In a statement issued late Monday, Turkey’s foreign ministry said “It has been observed that this [Constitutional Court] decision contains preconditions and restrictive provisions which impair the letter and spirit of the Protocols.”
“The said decision undermines the very reason for negotiating these Protocols as well as their fundamental objective. This approach cannot be accepted on our part,” continued the Turkish statement.
“Turkey, in line with its accustomed allegiance to its international commitments, maintains its adherence to the primary provisions of these Protocols,” added the statement.
“We expect the same allegiance from the Armenian Government,” the Turkish Ministry said in a statement,” concluded the brief statement.
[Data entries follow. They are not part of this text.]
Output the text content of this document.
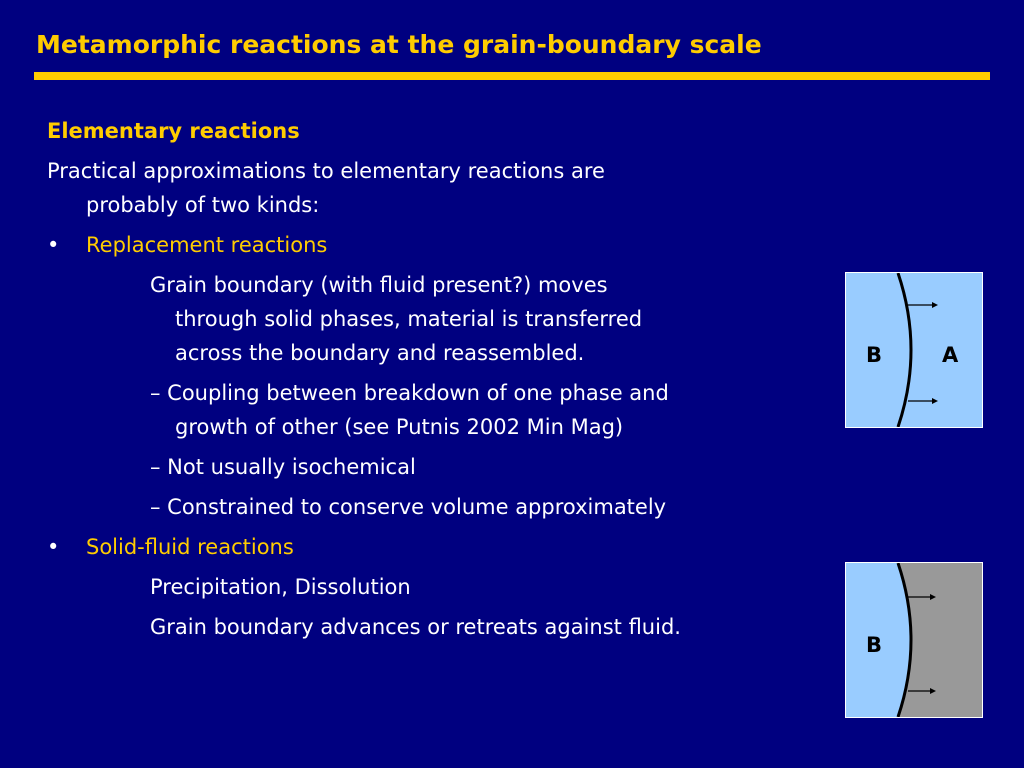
Metamorphic reactions at the grain-boundary scale
Elementary reactions
Practical approximations to elementary reactions are
probably of two kinds:
• Replacement reactions
Grain boundary (with fluid present?) moves
through solid phases, material is transferred
across the boundary and reassembled.
– Coupling between breakdown of one phase and
growth of other (see Putnis 2002 Min Mag)
– Not usually isochemical
– Constrained to conserve volume approximately
• Solid-fluid reactions
Precipitation, Dissolution
Grain boundary advances or retreats against fluid.
B	A
B
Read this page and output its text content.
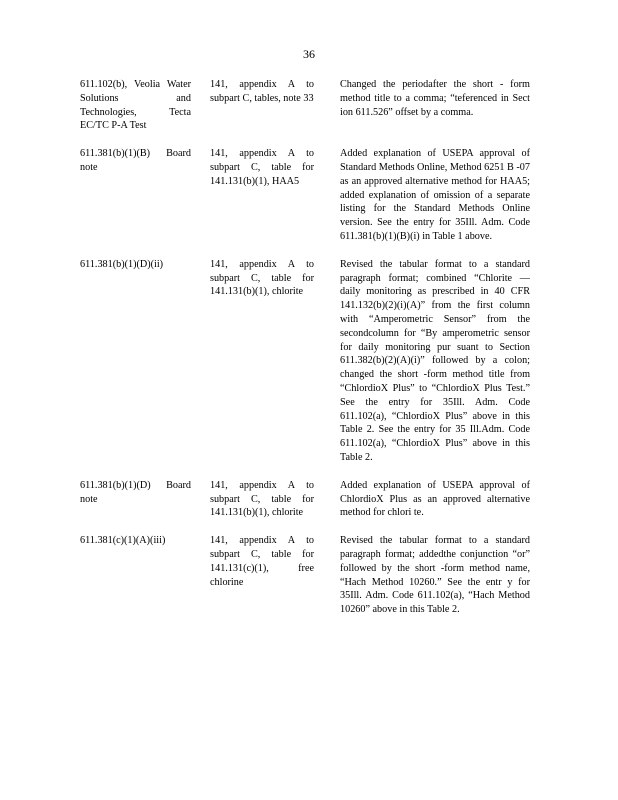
36
611.102(b), Veolia Water Solutions and Technologies, Tecta EC/TC P-A Test
141, appendix A to subpart C, tables, note 33
Changed the periodafter the short - form method title to a comma; “teferenced in Sect ion 611.526” offset by a comma.
611.381(b)(1)(B) Board note
141, appendix A to subpart C, table for 141.131(b)(1), HAA5
Added explanation of USEPA approval of Standard Methods Online, Method 6251 B -07 as an approved alternative method for HAA5; added explanation of omission of a separate listing for the Standard Methods Online version. See the entry for 35Ill. Adm. Code 611.381(b)(1)(B)(i) in Table 1 above.
611.381(b)(1)(D)(ii)	141, appendix A to subpart C, table for 141.131(b)(1), chlorite
Revised the tabular format to a standard paragraph format; combined “Chlorite — daily monitoring as prescribed in 40 CFR 141.132(b)(2)(i)(A)” from the first column with “Amperometric Sensor” from the secondcolumn for “By amperometric sensor for daily monitoring pur suant to Section 611.382(b)(2)(A)(i)” followed by a colon; changed the short -form method title from “ChlordioX Plus” to “ChlordioX Plus Test.” See the entry for 35Ill. Adm. Code 611.102(a), “ChlordioX Plus” above in this Table 2. See the entry for 35 Ill.Adm. Code 611.102(a), “ChlordioX Plus” above in this Table 2.
611.381(b)(1)(D) Board note
141, appendix A to subpart C, table for 141.131(b)(1), chlorite
Added explanation of USEPA approval of ChlordioX Plus as an approved alternative method for chlori te.
611.381(c)(1)(A)(iii)	141, appendix A to subpart C, table for 141.131(c)(1), free chlorine
Revised the tabular format to a standard paragraph format; addedthe conjunction “or” followed by the short -form method name, “Hach Method 10260.” See the entr y for 35Ill. Adm. Code 611.102(a), “Hach Method 10260” above in this Table 2.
On January 12, Armenia’s Constitutional Court upheld the constitutionality of the protocols, adding however, that the documents cannot have any connection with the ongoing Nagorno-Karabakh conflict resolution process or impede Armenia of its pursuit of international recognition of the Armenia Genocide. To reinforce the latter point, the Court referenced Article 11 of Armenia’s Declaration of Independence, which states: “The Republic of Armenia stands in support of the task of achieving international recognition of the 1915 Genocide in Ottoman Turkey and Western Armenia.”
Official Yerevan was quick to react with Foreign Minister Eduard Nalbandian saying that he will personally phone his Turkish counterpart Ahmet Davutoglu to “express my bewilderment and clarify where exactly the Turkish side sees preconditions and just how the decision by Armenia’s Constitutional Court contradicts the fundamental objectives of the protocols.”
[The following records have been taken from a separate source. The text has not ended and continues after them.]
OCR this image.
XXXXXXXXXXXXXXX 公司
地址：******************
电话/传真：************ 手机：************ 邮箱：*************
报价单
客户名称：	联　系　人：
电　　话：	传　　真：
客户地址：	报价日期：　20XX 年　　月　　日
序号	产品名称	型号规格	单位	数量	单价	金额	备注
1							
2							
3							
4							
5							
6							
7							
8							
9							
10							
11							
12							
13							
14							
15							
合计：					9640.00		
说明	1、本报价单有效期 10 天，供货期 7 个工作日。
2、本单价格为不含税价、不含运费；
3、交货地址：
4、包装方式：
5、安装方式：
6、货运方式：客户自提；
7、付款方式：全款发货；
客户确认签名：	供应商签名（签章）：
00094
Nalbandian also suggested that the Turkish government was looking for excuses to delay the process and add further preconditions on the protocols.
Despite countless arguments by the Armenian President and foreign minister that Armenia has entered this process without preconditions, Turkey has repeatedly linked the normalization of relations between the two countries with the resolution of the Nagorno-Karabakh conflict in favor of Azerbaijan.
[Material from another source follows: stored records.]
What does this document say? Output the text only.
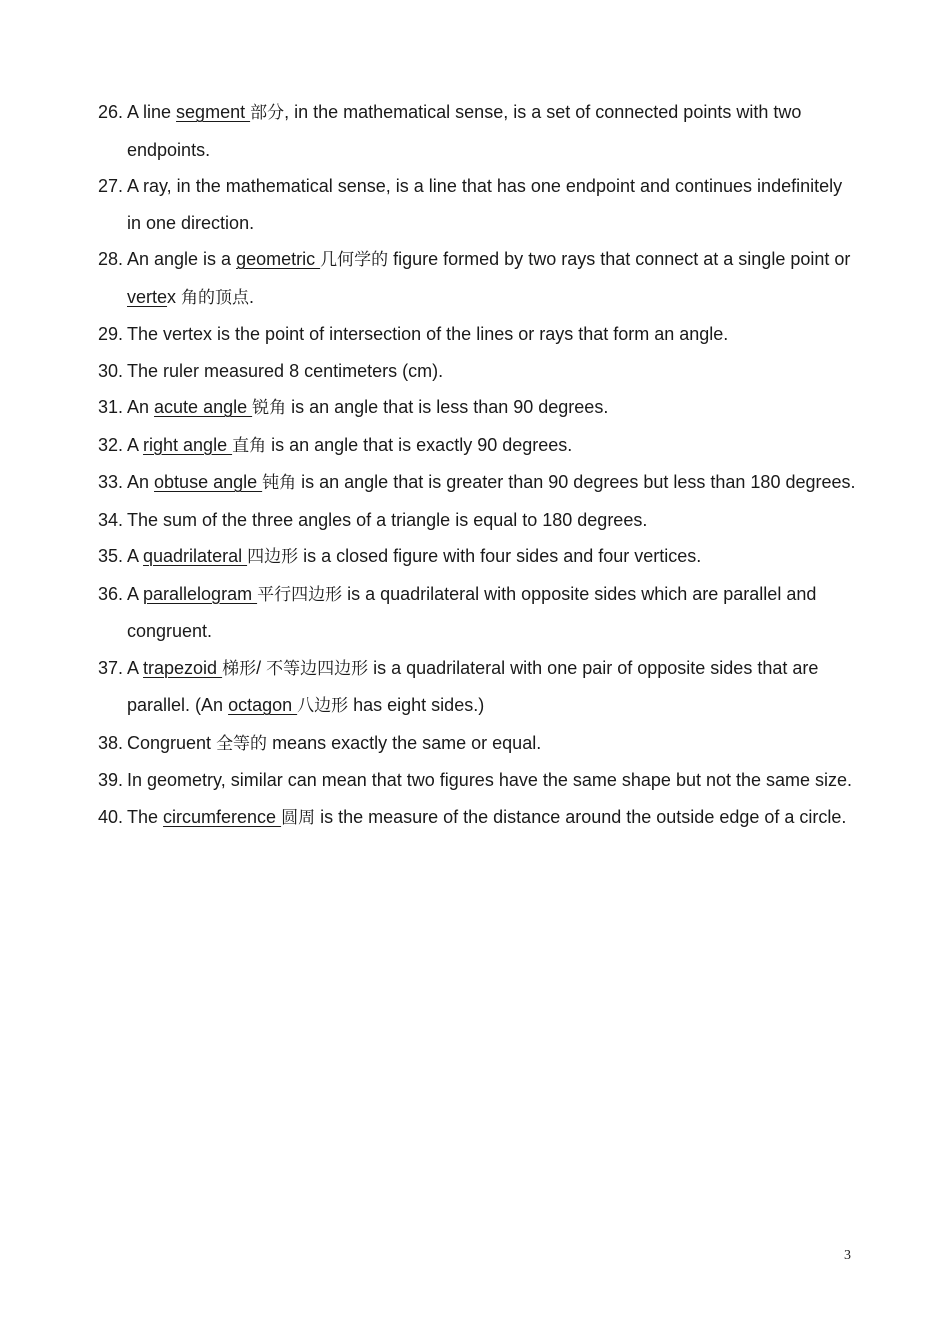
26. A line segment 部分, in the mathematical sense, is a set of connected points with two endpoints.
27. A ray, in the mathematical sense, is a line that has one endpoint and continues indefinitely in one direction.
28. An angle is a geometric 几何学的 figure formed by two rays that connect at a single point or vertex 角的顶点.
29. The vertex is the point of intersection of the lines or rays that form an angle.
30. The ruler measured 8 centimeters (cm).
31. An acute angle 锐角 is an angle that is less than 90 degrees.
32. A right angle 直角 is an angle that is exactly 90 degrees.
33. An obtuse angle 钝角 is an angle that is greater than 90 degrees but less than 180 degrees.
34. The sum of the three angles of a triangle is equal to 180 degrees.
35. A quadrilateral 四边形 is a closed figure with four sides and four vertices.
36. A parallelogram 平行四边形 is a quadrilateral with opposite sides which are parallel and congruent.
37. A trapezoid 梯形/ 不等边四边形 is a quadrilateral with one pair of opposite sides that are parallel. (An octagon 八边形 has eight sides.)
38. Congruent 全等的 means exactly the same or equal.
39. In geometry, similar can mean that two figures have the same shape but not the same size.
40. The circumference 圆周 is the measure of the distance around the outside edge of a circle.
3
As recently as late last week, Turkish Prime Minister Recep Tayyip Erdogan said that the protocols would not be ratified until a resolution to the Karabakh conflict is reached. These remarks came after his meeting with Russian Prime Minister Vladimir Putin who bluntly said that the processes were separate and could not be interconnected. The same position was expressed by Russian Foreign Minister Sergei Lavrov last week during his official visit to Yerevan.
The Armenian Revolutionary Federation, which has spearheaded vocal opposition to the protocols both in Armenia and the Diaspora, rejected Turkey’s statement. The party’s political director Giro Manoyan told reporters Tuesday that with its statement Turkey proved, once again, that, aside from its own interpretations, it rejects any other explanation of the protocols.
Manoyan warned that after this announcement by Turkey, Armenian authorities should not attempt to weaken the Armenian high court’s position.
“It is imperative for the Armenian authorities to not seek to weaken the Armenian Constitutional Court’s decision,” said Manoyan explaining, “The Armenian government must continue the process in the spirit of the court ruling.”
In a statement issued by the ARF following the Court ruling, the party expressed its continued rejection of the protocols, but added that the Constitutional Court provisions referenced above provide an opportunity for revisions in the next phase of the ratification process.
“We have launched a process of normalization in relations with Armenia and in good faith taken steps that include the signing of the protocols,” Foreign Ministry spokesman Burak Ozugergin told the Hurriyet Daily News & Economic Review. “We have often expressed our views about what the necessary conditions are for the maintenance of peace and stability in the Caucasus.”
The Turkish government submitted the protocols to Parliament, but they have not been submitted for ratification because they depend on the progress in the Nagorno-Karabakh conflict, added Hurriyet in its news report on the matter.
Burcu Gultekin Punsmann, a Caucasus expert at the Turkish think tank TEPAV, said the diplomatic agreements were a product of consensus between the states concerned and argued that the Armenian constitutional court’s reasoning was putting limits on points for which the sides had already reached an agreement, reported the Hurriyet.